Joseph represented his country and Canada Basketball at the 2008 FIBA Americas Under-18 Championship, where Canada won the bronze medal, placing behind Argentina and the United States. Joseph once again competed for Canada at the 2009 FIBA Under-19 World Championship in Auckland, New Zealand.

Joseph joined the Canadian men's national basketball team for stage two of their pre-2011 FIBA Americas Championship training camp in early August. He made his senior national team debut at the 2011 Jack Donohue International Classic, on August 13, 2011, at Ryerson University (now Toronto Metropolitan University) against Belgium. In Joseph's debut, he posted 3 points and 2 assists in 15 minutes of game time in a 79–74 victory.

At the 2013 FIBA Americas Championship, he led the team in scoring with 16.1 points per game, playing alongside his brother, Devoe.

Prior to the 2015 FIBA Americas Championship, Joseph was named captain of the national team.

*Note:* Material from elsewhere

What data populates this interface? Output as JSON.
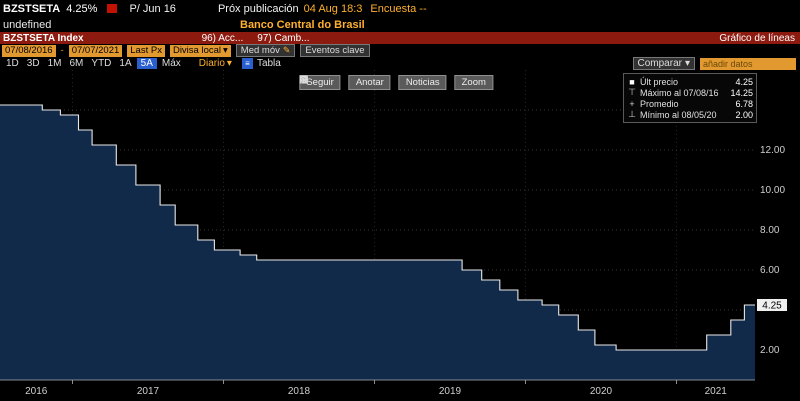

In the bronze medal game against Mexico, Joseph hit a buzzer-beating shot that gave Canada an 87–86 victory. He led the 2016 FIBA World Olympic Qualifying Tournament in Manila in points and assists with 77 points and 17 assists (4.3 APG) in four games. Joseph also played for Canada during the 2019 FIBA Basketball World Cup in China after playing three games in the Americas qualifying tournament to help Canada advance to the World Cup.

On May 24, 2022, Joseph agreed to a three-year commitment to play with the Canadian senior men's national team.